For its part, Peloton is for now focused on reviewing its costs – despite calls this week from activist investors to explore a sale.

So should you invest in Peloton?

If you liked Peloton when it hit the stock market in 2019 at $29, it’s surely more attractive now at less than $25. After all, what was a niche luxury product – which Peloton itself admitted had “low brand awareness” outside the US – is now a household name across much of the world.

And while the company’s still to make a profit, its growing revenue has pulled down its valuation to reasonable levels.
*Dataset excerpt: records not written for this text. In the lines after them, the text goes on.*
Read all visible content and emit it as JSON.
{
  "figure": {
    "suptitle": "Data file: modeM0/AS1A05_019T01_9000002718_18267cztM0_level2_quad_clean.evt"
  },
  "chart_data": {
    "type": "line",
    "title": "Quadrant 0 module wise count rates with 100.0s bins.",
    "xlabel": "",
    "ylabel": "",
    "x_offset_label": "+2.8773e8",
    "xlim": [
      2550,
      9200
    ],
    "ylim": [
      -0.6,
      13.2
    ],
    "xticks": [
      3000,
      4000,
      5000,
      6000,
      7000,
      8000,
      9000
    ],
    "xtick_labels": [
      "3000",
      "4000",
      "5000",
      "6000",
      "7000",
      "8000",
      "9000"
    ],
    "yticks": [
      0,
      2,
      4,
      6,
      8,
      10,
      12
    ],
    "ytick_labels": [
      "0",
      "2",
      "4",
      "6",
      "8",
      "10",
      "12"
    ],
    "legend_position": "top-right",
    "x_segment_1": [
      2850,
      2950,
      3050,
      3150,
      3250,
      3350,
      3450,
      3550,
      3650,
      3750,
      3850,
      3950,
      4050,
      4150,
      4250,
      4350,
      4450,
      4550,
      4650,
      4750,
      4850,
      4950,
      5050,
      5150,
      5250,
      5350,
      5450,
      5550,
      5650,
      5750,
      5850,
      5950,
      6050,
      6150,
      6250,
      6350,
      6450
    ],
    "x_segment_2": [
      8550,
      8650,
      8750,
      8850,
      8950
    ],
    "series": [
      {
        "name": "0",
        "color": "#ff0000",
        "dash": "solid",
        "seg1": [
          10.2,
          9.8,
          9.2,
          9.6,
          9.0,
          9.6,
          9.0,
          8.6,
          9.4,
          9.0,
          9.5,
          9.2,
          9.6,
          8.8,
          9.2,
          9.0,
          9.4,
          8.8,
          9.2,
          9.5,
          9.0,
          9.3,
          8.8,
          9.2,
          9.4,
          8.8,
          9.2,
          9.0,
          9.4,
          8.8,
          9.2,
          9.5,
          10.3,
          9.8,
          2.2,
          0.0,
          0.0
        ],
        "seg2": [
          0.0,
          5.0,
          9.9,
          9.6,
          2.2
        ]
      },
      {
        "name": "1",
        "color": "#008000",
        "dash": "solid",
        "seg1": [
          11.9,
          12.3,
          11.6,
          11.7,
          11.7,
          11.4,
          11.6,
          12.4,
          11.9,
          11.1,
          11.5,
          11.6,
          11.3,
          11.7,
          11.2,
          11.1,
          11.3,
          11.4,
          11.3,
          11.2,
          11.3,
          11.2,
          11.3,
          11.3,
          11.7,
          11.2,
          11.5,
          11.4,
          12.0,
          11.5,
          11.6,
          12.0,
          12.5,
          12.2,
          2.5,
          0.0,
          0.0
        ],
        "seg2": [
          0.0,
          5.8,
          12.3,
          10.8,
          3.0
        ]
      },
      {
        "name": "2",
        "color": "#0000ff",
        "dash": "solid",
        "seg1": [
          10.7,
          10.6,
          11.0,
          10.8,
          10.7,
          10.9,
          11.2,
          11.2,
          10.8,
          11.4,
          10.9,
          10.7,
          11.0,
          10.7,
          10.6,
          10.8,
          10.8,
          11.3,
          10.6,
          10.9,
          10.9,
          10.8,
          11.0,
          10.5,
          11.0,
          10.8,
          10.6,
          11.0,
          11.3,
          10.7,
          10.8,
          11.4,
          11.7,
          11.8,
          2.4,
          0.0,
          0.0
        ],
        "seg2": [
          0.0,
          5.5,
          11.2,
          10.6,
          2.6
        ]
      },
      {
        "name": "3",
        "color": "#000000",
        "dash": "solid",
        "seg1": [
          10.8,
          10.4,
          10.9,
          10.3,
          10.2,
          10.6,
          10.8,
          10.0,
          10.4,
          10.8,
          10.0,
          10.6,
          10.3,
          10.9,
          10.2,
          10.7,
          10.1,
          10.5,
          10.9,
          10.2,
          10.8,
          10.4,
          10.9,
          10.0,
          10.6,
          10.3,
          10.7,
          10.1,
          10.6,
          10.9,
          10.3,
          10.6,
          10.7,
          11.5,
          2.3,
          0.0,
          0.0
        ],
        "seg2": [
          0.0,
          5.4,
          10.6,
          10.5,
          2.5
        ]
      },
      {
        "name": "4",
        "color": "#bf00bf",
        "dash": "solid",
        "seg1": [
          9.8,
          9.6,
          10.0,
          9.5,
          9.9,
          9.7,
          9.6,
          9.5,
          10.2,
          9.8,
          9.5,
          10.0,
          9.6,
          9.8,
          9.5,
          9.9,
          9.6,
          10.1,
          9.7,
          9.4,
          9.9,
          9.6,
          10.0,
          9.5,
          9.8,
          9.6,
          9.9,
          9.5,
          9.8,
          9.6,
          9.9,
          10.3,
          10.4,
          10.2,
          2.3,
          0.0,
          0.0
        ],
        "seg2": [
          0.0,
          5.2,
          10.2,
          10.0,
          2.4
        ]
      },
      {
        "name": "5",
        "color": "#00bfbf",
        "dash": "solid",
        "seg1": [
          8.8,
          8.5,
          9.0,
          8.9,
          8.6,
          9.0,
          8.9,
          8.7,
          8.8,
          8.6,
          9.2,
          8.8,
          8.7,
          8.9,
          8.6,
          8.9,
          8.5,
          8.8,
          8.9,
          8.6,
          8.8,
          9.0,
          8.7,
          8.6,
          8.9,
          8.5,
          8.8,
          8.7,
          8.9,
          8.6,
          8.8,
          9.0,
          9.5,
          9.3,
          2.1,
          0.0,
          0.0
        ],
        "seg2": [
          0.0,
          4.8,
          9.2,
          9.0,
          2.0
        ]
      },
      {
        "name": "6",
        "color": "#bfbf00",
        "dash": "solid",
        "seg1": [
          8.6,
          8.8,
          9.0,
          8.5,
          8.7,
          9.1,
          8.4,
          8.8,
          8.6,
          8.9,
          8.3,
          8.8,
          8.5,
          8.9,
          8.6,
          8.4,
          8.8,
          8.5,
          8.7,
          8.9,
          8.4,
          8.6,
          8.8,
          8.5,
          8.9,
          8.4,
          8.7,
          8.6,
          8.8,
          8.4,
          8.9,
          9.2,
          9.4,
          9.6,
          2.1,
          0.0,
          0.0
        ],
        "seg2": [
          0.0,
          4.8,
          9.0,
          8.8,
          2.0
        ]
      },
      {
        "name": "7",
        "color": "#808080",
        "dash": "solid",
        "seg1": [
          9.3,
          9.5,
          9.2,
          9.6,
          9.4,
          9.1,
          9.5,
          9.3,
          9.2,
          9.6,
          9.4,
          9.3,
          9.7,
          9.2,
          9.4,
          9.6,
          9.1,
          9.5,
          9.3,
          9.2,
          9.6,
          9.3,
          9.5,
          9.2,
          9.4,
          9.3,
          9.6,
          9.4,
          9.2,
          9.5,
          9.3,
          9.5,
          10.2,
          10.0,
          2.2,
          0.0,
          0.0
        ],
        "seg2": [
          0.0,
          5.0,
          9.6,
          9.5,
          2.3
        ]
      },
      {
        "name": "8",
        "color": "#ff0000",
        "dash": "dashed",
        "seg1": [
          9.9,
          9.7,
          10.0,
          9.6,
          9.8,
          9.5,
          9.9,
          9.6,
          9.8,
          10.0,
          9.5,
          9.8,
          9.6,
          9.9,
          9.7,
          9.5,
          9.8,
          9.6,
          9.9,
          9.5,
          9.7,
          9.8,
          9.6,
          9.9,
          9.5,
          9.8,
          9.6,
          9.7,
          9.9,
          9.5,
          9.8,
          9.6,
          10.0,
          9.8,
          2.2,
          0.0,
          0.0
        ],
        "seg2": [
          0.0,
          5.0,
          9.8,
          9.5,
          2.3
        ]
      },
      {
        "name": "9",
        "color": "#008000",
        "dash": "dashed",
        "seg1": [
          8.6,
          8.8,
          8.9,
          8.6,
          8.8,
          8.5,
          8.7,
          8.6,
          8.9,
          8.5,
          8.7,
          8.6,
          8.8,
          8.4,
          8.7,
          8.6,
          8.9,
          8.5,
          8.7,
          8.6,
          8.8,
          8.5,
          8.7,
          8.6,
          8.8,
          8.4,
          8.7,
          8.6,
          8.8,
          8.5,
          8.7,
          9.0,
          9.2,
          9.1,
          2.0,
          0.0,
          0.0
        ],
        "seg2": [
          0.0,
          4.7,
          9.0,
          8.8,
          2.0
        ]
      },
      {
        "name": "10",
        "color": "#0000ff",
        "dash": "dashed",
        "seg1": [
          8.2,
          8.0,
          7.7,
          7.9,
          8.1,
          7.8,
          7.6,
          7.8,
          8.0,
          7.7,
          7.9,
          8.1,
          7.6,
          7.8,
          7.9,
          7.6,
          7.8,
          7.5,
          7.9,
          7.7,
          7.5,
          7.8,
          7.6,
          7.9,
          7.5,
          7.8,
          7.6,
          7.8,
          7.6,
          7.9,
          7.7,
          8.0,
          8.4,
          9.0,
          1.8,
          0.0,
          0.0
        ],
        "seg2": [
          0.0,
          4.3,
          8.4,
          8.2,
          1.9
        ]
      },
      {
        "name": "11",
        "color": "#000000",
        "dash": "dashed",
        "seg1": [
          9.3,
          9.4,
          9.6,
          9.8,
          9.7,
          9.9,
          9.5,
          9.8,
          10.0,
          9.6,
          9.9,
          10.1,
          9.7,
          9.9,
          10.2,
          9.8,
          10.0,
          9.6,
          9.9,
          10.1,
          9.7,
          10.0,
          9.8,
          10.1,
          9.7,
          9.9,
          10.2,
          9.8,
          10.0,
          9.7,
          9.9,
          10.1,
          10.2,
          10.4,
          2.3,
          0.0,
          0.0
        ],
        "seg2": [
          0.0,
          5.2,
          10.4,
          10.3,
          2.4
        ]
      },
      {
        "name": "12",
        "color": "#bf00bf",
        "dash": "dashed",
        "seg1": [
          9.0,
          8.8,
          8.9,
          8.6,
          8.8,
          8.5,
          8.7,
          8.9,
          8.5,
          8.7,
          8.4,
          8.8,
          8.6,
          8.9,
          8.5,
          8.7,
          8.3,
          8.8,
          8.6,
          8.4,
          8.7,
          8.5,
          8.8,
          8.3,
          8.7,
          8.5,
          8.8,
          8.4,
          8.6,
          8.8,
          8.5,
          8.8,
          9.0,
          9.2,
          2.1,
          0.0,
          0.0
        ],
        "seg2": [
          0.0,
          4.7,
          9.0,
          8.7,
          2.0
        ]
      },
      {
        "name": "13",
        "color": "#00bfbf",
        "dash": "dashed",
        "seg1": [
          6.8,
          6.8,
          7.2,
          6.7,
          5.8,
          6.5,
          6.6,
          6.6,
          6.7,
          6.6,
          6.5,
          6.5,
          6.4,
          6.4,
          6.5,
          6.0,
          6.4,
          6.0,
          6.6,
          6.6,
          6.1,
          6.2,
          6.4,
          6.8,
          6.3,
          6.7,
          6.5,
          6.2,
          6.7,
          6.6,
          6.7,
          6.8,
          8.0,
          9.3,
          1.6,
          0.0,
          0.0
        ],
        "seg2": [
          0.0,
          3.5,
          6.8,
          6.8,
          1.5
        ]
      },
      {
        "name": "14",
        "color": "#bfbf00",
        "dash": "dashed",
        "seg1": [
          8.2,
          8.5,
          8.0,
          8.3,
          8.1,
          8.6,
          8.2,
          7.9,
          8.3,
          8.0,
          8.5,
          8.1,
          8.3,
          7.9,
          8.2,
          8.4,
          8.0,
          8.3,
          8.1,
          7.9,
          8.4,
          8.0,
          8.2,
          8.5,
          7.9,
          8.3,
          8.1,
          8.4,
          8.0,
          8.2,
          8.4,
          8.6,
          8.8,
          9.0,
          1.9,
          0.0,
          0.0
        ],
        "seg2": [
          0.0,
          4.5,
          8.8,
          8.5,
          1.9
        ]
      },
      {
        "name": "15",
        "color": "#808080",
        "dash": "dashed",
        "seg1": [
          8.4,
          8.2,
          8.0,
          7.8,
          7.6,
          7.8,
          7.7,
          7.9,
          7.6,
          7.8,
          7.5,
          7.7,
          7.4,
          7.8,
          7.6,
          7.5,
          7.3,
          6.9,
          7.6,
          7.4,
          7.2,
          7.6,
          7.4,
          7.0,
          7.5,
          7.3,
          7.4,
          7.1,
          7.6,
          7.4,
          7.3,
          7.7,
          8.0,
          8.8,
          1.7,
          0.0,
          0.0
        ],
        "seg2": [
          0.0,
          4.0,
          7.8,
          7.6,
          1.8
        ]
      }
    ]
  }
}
Peloton’s currently trading with an enterprise value (EV) of about 1.8x forecast 2023 sales, compared to an average of 4.2x for rivals in the fitness sector.

Some Wall Street analysts are starting to see value in Peloton at current levels too. Stifel wrote last week that the stock “has over-corrected relative to underlying business conditions” and upgraded its rating from hold to buy – even while cutting its price target to $40 from $56.

As a block, Wall Street started very bullish on Peloton, with near-universal buy ratings as the stock surged in 2020. Now just 16 of 30 analysts tracked by Bloomberg rate it a buy – although Stifel’s upgrade has led to the first ever uptick in the average recommendation.

Peloton share price in green and average analyst rating in blue
Peloton share price in green and average analyst rating in blue

So Peloton’s worst days appear to be behind it. The company may be able to execute a successful expansion into new fitness products, cut costs, and eventually achieve profitability. Or it may slide a little further and become an irresistible takeover target for a bigger player in the digital fitness sector.

Taking a little punt on Peloton at these levels certainly feels less risky than for most of 2020 and 2021. But I don’t see a way for Peloton to return to those heady days of a $50 billion valuation. Even at the time that seemed implausible, and with 2022 hindsight it seems pure folly.